Однако ставил Алешка сруб и томился. Не работой, нет, томился, а чем-то еще. Покой из души отчего-то вдруг выветривался.

Водокатчик Пыхов, построившийся напротив, объяснял:

— От дури у тебя тоска, сосед. И оттого, что места выгодного в работе себе не имеешь. А не имеешь опять же отчего? Опять же от малого соображения в голове, от дури то есть. Опять же...

Пыхов был много старше Алешки.

— Опять же, кто хлеб с салом ест и про запас имеет? Тот опять же, кто при одном деле завсегда, — говорил водокатчик. — Это уж так. Сменщик у меня. Вот такой же... с зудом. Все зад у него чешется, куда-то бежать ему охота. В кондуктора пойти наметил... А чего в кондукторах? Суета. А кроме-то — что?.. Замолвлю слово за тебя на дистанции. Замолвлю, коль на место сменщика пойдешь. Как? Сутки отдежурил и... дома опять же, при своем хозяйстве, при бабе. Я тебе про это... Потому как ты сосед и потому как ты еще дурь в голове держишь. По молодости опять же. Не угадываешь своей пользы.

Был Алешка у Пыхова на дистанции. Сиживал в башенке. Когда окошко заслонялось железным тендером, Пыхов со значением брался за медную проволоку, свисающую у стенки, подергивал эту проволоку, вверху оттого убиралась задвижка, и по толстой трубе шелестела вода.

Потом с улицы долетал голос машиниста: «Хорош! Спасибо, Пыхов, будь здоров».

Паровоз, сытно фукая и шипя, с неохотой отодвигался от окна, а Пыхов снова занимал свое место на табурете, в его осанке прибавлялось важности, углы бритых губ поднимались, он заворачивал глаза на Алешку и молчал. «Так-то вот!» — говорил он после долгого молчания.

И Любка на дистанцию ходила — глядела на будущую Алешкину работу.

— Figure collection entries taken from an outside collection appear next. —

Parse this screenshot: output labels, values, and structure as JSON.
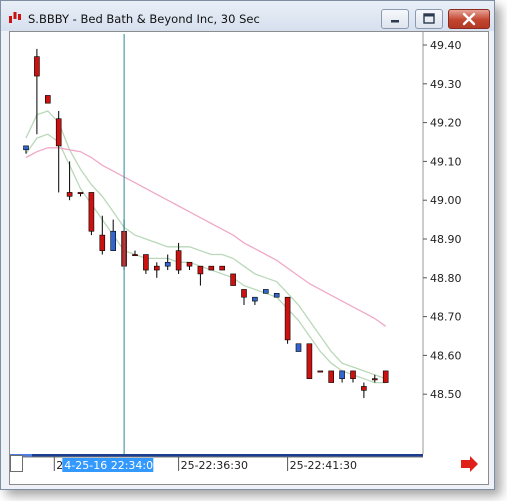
{
  "window": {
    "title": "S.BBBY - Bed Bath & Beyond Inc, 30 Sec"
  },
  "icons": {
    "app": "chart-app-icon",
    "minimize": "minimize-icon",
    "maximize": "maximize-icon",
    "close": "close-icon",
    "scroll": "scroll-right-arrow-icon"
  },
  "colors": {
    "up_candle": "#3366cc",
    "down_candle": "#cc1111",
    "ma_fast": "#b9d8b9",
    "ma_slow": "#f0a8c8",
    "crosshair": "#2a8a96",
    "time_highlight": "#3399ff",
    "scroll_arrow": "#e0201a"
  },
  "chart_data": {
    "type": "candlestick",
    "ylim": [
      48.45,
      49.43
    ],
    "y_ticks": [
      "49.40",
      "49.30",
      "49.20",
      "49.10",
      "49.00",
      "48.90",
      "48.80",
      "48.70",
      "48.60",
      "48.50"
    ],
    "time_labels": [
      {
        "text": "2",
        "slot": 7
      },
      {
        "text": "4-25-16 22:34:00",
        "slot": 7,
        "highlighted": true
      },
      {
        "text": "25-22:36:30",
        "slot": 14
      },
      {
        "text": "25-22:41:30",
        "slot": 24
      }
    ],
    "crosshair_slot": 9,
    "candles": [
      {
        "o": 49.13,
        "h": 49.14,
        "l": 49.12,
        "c": 49.14
      },
      {
        "o": 49.37,
        "h": 49.39,
        "l": 49.17,
        "c": 49.32
      },
      {
        "o": 49.27,
        "h": 49.27,
        "l": 49.25,
        "c": 49.25
      },
      {
        "o": 49.21,
        "h": 49.23,
        "l": 49.02,
        "c": 49.14
      },
      {
        "o": 49.02,
        "h": 49.1,
        "l": 49.0,
        "c": 49.01
      },
      {
        "o": 49.02,
        "h": 49.02,
        "l": 49.01,
        "c": 49.02
      },
      {
        "o": 49.02,
        "h": 49.02,
        "l": 48.91,
        "c": 48.92
      },
      {
        "o": 48.91,
        "h": 48.96,
        "l": 48.86,
        "c": 48.87
      },
      {
        "o": 48.87,
        "h": 48.95,
        "l": 48.87,
        "c": 48.92
      },
      {
        "o": 48.92,
        "h": 48.95,
        "l": 48.82,
        "c": 48.83
      },
      {
        "o": 48.86,
        "h": 48.87,
        "l": 48.86,
        "c": 48.86
      },
      {
        "o": 48.86,
        "h": 48.86,
        "l": 48.81,
        "c": 48.82
      },
      {
        "o": 48.83,
        "h": 48.84,
        "l": 48.8,
        "c": 48.82
      },
      {
        "o": 48.83,
        "h": 48.86,
        "l": 48.82,
        "c": 48.84
      },
      {
        "o": 48.87,
        "h": 48.89,
        "l": 48.81,
        "c": 48.82
      },
      {
        "o": 48.84,
        "h": 48.84,
        "l": 48.82,
        "c": 48.83
      },
      {
        "o": 48.83,
        "h": 48.83,
        "l": 48.78,
        "c": 48.81
      },
      {
        "o": 48.83,
        "h": 48.83,
        "l": 48.82,
        "c": 48.82
      },
      {
        "o": 48.83,
        "h": 48.83,
        "l": 48.82,
        "c": 48.82
      },
      {
        "o": 48.81,
        "h": 48.81,
        "l": 48.78,
        "c": 48.78
      },
      {
        "o": 48.77,
        "h": 48.77,
        "l": 48.73,
        "c": 48.75
      },
      {
        "o": 48.74,
        "h": 48.75,
        "l": 48.73,
        "c": 48.75
      },
      {
        "o": 48.76,
        "h": 48.77,
        "l": 48.76,
        "c": 48.77
      },
      {
        "o": 48.75,
        "h": 48.76,
        "l": 48.75,
        "c": 48.76
      },
      {
        "o": 48.75,
        "h": 48.75,
        "l": 48.63,
        "c": 48.64
      },
      {
        "o": 48.61,
        "h": 48.63,
        "l": 48.61,
        "c": 48.63
      },
      {
        "o": 48.63,
        "h": 48.63,
        "l": 48.54,
        "c": 48.54
      },
      {
        "o": 48.56,
        "h": 48.56,
        "l": 48.56,
        "c": 48.56
      },
      {
        "o": 48.56,
        "h": 48.56,
        "l": 48.53,
        "c": 48.53
      },
      {
        "o": 48.54,
        "h": 48.56,
        "l": 48.53,
        "c": 48.56
      },
      {
        "o": 48.56,
        "h": 48.56,
        "l": 48.53,
        "c": 48.54
      },
      {
        "o": 48.52,
        "h": 48.53,
        "l": 48.49,
        "c": 48.51
      },
      {
        "o": 48.54,
        "h": 48.55,
        "l": 48.53,
        "c": 48.54
      },
      {
        "o": 48.56,
        "h": 48.56,
        "l": 48.53,
        "c": 48.53
      }
    ],
    "series": [
      {
        "type": "line",
        "color": "#b9d8b9",
        "values": [
          49.16,
          49.22,
          49.23,
          49.2,
          49.13,
          49.08,
          49.04,
          49.01,
          48.97,
          48.93,
          48.91,
          48.9,
          48.89,
          48.88,
          48.88,
          48.88,
          48.87,
          48.86,
          48.86,
          48.85,
          48.83,
          48.81,
          48.8,
          48.79,
          48.76,
          48.73,
          48.69,
          48.65,
          48.61,
          48.58,
          48.57,
          48.56,
          48.55,
          48.54
        ]
      },
      {
        "type": "line",
        "color": "#b9d8b9",
        "values": [
          49.12,
          49.16,
          49.17,
          49.15,
          49.09,
          49.03,
          48.99,
          48.95,
          48.91,
          48.87,
          48.86,
          48.85,
          48.85,
          48.85,
          48.84,
          48.84,
          48.83,
          48.82,
          48.81,
          48.8,
          48.78,
          48.77,
          48.76,
          48.75,
          48.72,
          48.69,
          48.65,
          48.61,
          48.58,
          48.56,
          48.55,
          48.54,
          48.53,
          48.53
        ]
      },
      {
        "type": "line",
        "color": "#f0a8c8",
        "values": [
          49.11,
          49.125,
          49.135,
          49.135,
          49.13,
          49.125,
          49.11,
          49.09,
          49.075,
          49.06,
          49.045,
          49.03,
          49.015,
          49.0,
          48.985,
          48.97,
          48.955,
          48.94,
          48.925,
          48.91,
          48.89,
          48.875,
          48.86,
          48.845,
          48.825,
          48.805,
          48.785,
          48.77,
          48.755,
          48.74,
          48.725,
          48.71,
          48.695,
          48.675
        ]
      }
    ]
  }
}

Поглянулось ей. И даже сама подергала за медную проволоку. Видела, как на путях команда арестантов деревянными пестами подбивает сыпучую щебенку.

Рассудила Любка, что все сложится ладно, если он, Алешка, пойдет в водокатчики, сядет на табурет перед окошком с видом на горелый сухостойный лес и на арестантов, бьющих на бугру тяжелыми пестами текучую щебенку. Ему будут с тендера уважительно кричать: «Спасибо, Зыбрин, будь здоров».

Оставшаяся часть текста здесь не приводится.